I feel horrendously sad for him and guilty. I honestly thought his affected speech was a short-lived developmental phase but being there made me realise that his speech patterns are quite a bit more serious than I thought. As he's not been formally assessed yet I can only give my lay opinion but I believe he has a stammer (or stutter if you're from the US) and cluttered speech.
The stammer has presented perfectly typically. He's 3, he's a boy, he has parents with speech issues (his dad had a stammer, I get what I call speech dyslexia (although I'm sure there's an official name!) from my fibromyalgia), he's had a great deal of stressful change in a short period. I'm not sure he could be more of a classic presentation! According to the Speech Disorder website there are three types of stammer:
There are three main types of stammers that exist and which keep individuals from speaking most efficiently. One type of stammering occurs when specific sounds are repeated, such as the “s”. This often makes a word such as “sweet” be pronounced as “s-s-s-sweet”.Another type of stammering occurs when a specific sound is prolonged before the rest of the word is pronounced, such as “sssssssweet”. The third type of stammering occurs when some speech is blocked so that there is a short period of silence in the middle of a word, such as “s……weet”.Pixie certainly does the first two, although he also repeats the first word or syllable as well as the sound. So far he hasn't shown any sign of 'blocking'. He also repeats sounds or words in the middle of sentences, although the speech therapist believes that because of his age he's treating them as two separate sentences. As well as those he adds filler sounds like 'um' and a sort of tut. Again this is common, apparently, as his brain realises that making those noises gives him a bit of time to get his mouth round what he's actually saying. Thankfully he hasn't noticed yet that he has a stammer.
As well as the stammer, I believe he has cluttering, which Wikipedia defines as a:
communication disorder characterized by speech that is difficult for listeners to understand due to rapid speaking rate, erratic rhythm, poor syntax or grammar, and words or groups of words unrelated to the sentence.He can have an entire conversation with me where I can only make out a word or two of what he says. Although many websites have said that clutterers don't have any awareness of their dysfluent speech, Pixie has started to notice that people don't understand him. More upsetting, he's noticed that people are pretending to understand him. We've all done it to children who are learning to talk, replied to an unintelligible babble with "Oh yes, right! That's it, yes!" which is all well and good until the child is old enough to come crying to me because the person he's talking to isn't talking back.
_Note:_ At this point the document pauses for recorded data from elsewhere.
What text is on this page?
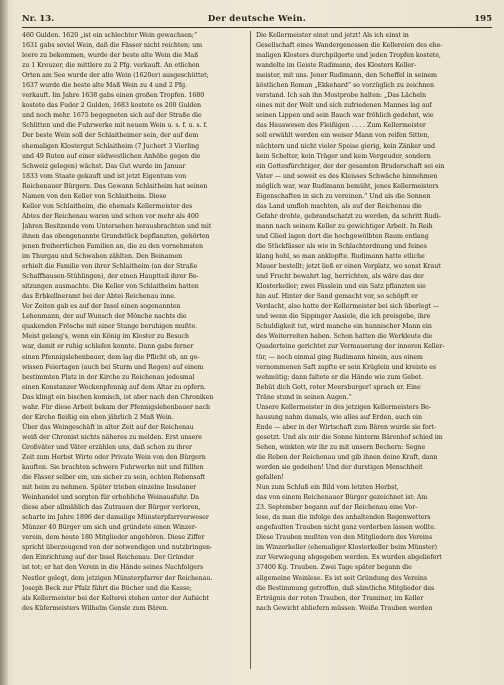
Nr. 13.	Der deutsche Wein.	195
460 Gulden. 1620 „ist ein schlechter Wein gewachsen;“
1631 gabs soviel Wein, daß die Fässer nicht reichten; um
leere zu bekommen, wurde der beste alte Wein die Maß
zu 1 Kreuzer, die mittlere zu 2 Pfg. verkauft. An etlichen
Orten am See wurde der alte Wein (1620er) ausgeschüttet;
1637 wurde die beste alte Maß Wein zu 4 und 2 Pfg.
verkauft. Im Jahre 1638 gabs einen großen Tropfen. 1680
kostete das Fuder 2 Gulden, 1683 kostete es 200 Gulden
und noch mehr. 1675 begegneten sich auf der Straße die
Schlitten und die Fuhrwerke mit neuem Wein u. s. f. u. s. f.
Der beste Wein soll der Schlaitheimer sein, der auf dem
ehemaligen Klostergut Schlaitheim (7 Juchert 3 Vierling
und 49 Ruten auf einer südwestlichen Anhöhe gegen die
Schweiz gelegen) wächst. Das Gut wurde im Januar
1833 vom Staate gekauft und ist jetzt Eigentum von
Reichenauer Bürgern. Das Gewann Schlaitheim hat seinen
Namen von den Keller von Schlaitheim. Diese
Keller von Schlaitheim, die ehemals Kellermeister des
Abtes der Reichenau waren und schon vor mehr als 400
Jahren Besitzende vom Untersehen herausbrachten und mit
ihnen das obengenannte Grundstück bepflanzten, gehörten
jenen freiherrlichen Familien an, die zu den vornehmsten
im Thurgau und Schwaben zählten. Den Beinamen
erhielt die Familie von ihrer Schlaitheim (an der Straße
Schaffhausen-Stühlingen), der einen Hauptteil ihrer Be-
sitzungen ausmachte. Die Keller von Schlaitheim hatten
das Erbkellneramt bei der Abtei Reichenau inne.
Vor Zeiten gab es auf der Insel einen sogenannten
Lehenmann, der auf Wunsch der Mönche nachts die
quakenden Frösche mit einer Stange beruhigen mußte.
Meist gelang's, wenn ein König im Kloster zu Besuch
war, damit er ruhig schlafen konnte. Dann gabs ferner
einen Pfennigslehenbauer, dem lag die Pflicht ob, an ge-
wissen Feiertagen (auch bei Sturm und Regen) auf einem
bestimmten Platz in der Kirche zu Reichenau jedesmal
einen Konstanzer Weckenpfennig auf dem Altar zu opfern.
Das klingt ein bischen komisch, ist aber nach den Chroniken
wahr. Für diese Arbeit bekam der Pfennigslehenbauer nach
der Kirche fleißig ein eben jährlich 2 Maß Wein.
Über das Weingeschäft in alter Zeit auf der Reichenau
weiß der Chronist nichts näheres zu melden. Erst unsere
Großväter und Väter erzählen uns, daß schon zu ihrer
Zeit zum Herbst Wirte oder Private Wein von den Bürgern
kauften. Sie brachten schwere Fuhrwerke mit und füllten
die Fässer selber ein, um sicher zu sein, echten Rebensaft
mit heim zu nehmen. Später trieben einzelne Insulaner
Weinhandel und sorgten für erhebliche Weinausfuhr. Da
diese aber allmählich das Zutrauen der Bürger verloren,
scharte im Jahre 1896 der damalige Münsterpfarrverweser
Münzer 40 Bürger um sich und gründete einen Winzer-
verein, dem heute 180 Mitglieder angehören. Diese Ziffer
spricht überzeugend von der notwendigen und nutzbringen-
den Einrichtung auf der Insel Reichenau. Der Gründer
ist tot; er hat den Verein in die Hände seines Nachfolgers
Nestler gelegt, dem jetzigen Münsterpfarrer der Reichenau.
Joseph Beck zur Pfalz führt die Bücher und die Kasse;
als Kellermeister bei der Kelterei stehen unter der Aufsicht
des Küfermeisters Wilhelm Gensle zum Bären.
Die Kellermeister einst und jetzt! Als ich einst in
Gesellschaft eines Wandergenossen die Kellereien des ehe-
maligen Klosters durchpilgerte und jeden Tropfen kostete,
wandelte im Geiste Rudimann, des Klosters Keller-
meister, mit uns. Jener Rudimann, den Scheffel in seinem
köstlichen Roman „Ekkehard“ so vorzüglich zu zeichnen
verstand. Ich sah ihn Mostprobe halten: „Das Lächeln
eines mit der Welt und sich zufriedenen Mannes lag auf
seinen Lippen und sein Bauch war fröhlich gedehnt, wie
das Hauswesen des Fleißigen . . . . Zum Kellermeister
soll erwählt werden ein weiser Mann von reifen Sitten,
nüchtern und nicht vieler Speise gierig, kein Zänker und
kein Schelter, kein Träger und kein Vergeuder, sondern
ein Gottesfürchtiger, der der gesamten Bruderschaft sei ein
Vater — und soweit es des Kleisses Schwäche hinnehmen
möglich war, war Rudimann bemüht, jenes Kellermeisters
Eigenschaften in sich zu vereinen.“ Und als die Sonnen
das Land umfloh machten, als auf der Reichenau die
Gefahr drohte, gebrandschatzt zu werden, da schritt Rudi-
mann nach seinem Keller zu gewichtiger Arbeit. In Reih
und Glied lagen dort die hochgewölbten Raum entlang
die Stückfässer als wie in Schlachtordnung und feines
klang hohl, so man anklopfte. Rudimann hatte etliche
Mauer bestellt; jetzt ließ er einen Vorplatz, wo sonst Kraut
und Frucht bewahrt lag, herrichten, als wäre das der
Klosterkeller; zwei Fässlein und ein Satz pflanzten sie
hin auf. Hinter der Sand gemacht vor, so schöpft er
Verdacht, also hatte der Kellermeister bei sich überlegt —
und wenn die Sippinger Aasiele, die ich preisgebe, ihre
Schuldigkeit tut, wird manche ein hunnischer Mann ein
des Weiterreiten haben. Schon hatten die Werkleute die
Quaderteine gerichtet zur Vermauerung der inneren Keller-
tür, — noch einmal ging Rudimann hinein, aus einem
vernommenen Saft zapfte er sein Krüglein und kreiste es
wehmütig; dann faltete er die Hände wie zum Gebet.
Behüt dich Gott, roter Meersburger! sprach er. Eine
Träne stund in seinen Augen.“
Unsere Kellermeister in des jetzigen Kellermeisters Be-
hausung nahm damals, wie alles auf Erden, auch ein
Ende — aber in der Wirtschaft zum Bären wurde sie fort-
gesetzt. Und als mir die Sonne hinterm Bärenhof schied im
Sehen, winkten wir ihr zu mit unsern Bechern: Segne
die Reben der Reichenau und gib ihnen deine Kraft, dann
werden sie gedeihen! Und der durstigen Menschheit
gefallen!
Nun zum Schluß ein Bild vom letzten Herbst,
das von einem Reichenauer Bürger gezeichnet ist: Am
23. September begann auf der Reichenau eine Vor-
lese, da man die infolge des anhaltenden Regenwetters
angefaulten Trauben nicht ganz verderben lassen wollte.
Diese Trauben mußten von den Mitgliedern des Vereins
im Winzerkeller (ehemaliger Klosterkeller beim Münster)
zur Verwiegung abgegeben werden. Es wurden abgeliefert
37400 Kg. Trauben. Zwei Tage später begann die
allgemeine Weinlese. Es ist seit Gründung des Vereins
die Bestimmung getroffen, daß sämtliche Mitglieder das
Erträgnis der roten Trauben, der Traminer, im Keller
nach Gewicht abliefern müssen. Weiße Trauben werden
My homework following the session is to see when Pixie's speech is at its most fluent, so we can use that state as a basis to improve the bad times. I think I'm the person least able to do this because I genuinely don't hear a lot of the issues because I'm so used to them. We're visiting my parents this weekend so hopefully they'll be able to help out.
I'm a little ashamed to say I cried in the session. Realising that my little baby needs help was honestly devastating. I'm even more ashamed to say I cried when a friend asked me how it had gone! We've only been friends for a couple of weeks so I don't think she was expecting tears over cake!
Something I'm finding hard to admit and even harder to articulate is the extra worry I have. There's something inside me that thinks the speech problems may be part of something bigger, more worrying. Over the last few months there have been times when I've thought 'you're just not right'. I can't tell you what, and I hope it's just an over active imagination, but I've been spending a lot of time reading up about ADD and salicylate sensitivity. More on those another day as Poppy has just woken up from her (very short!) nap.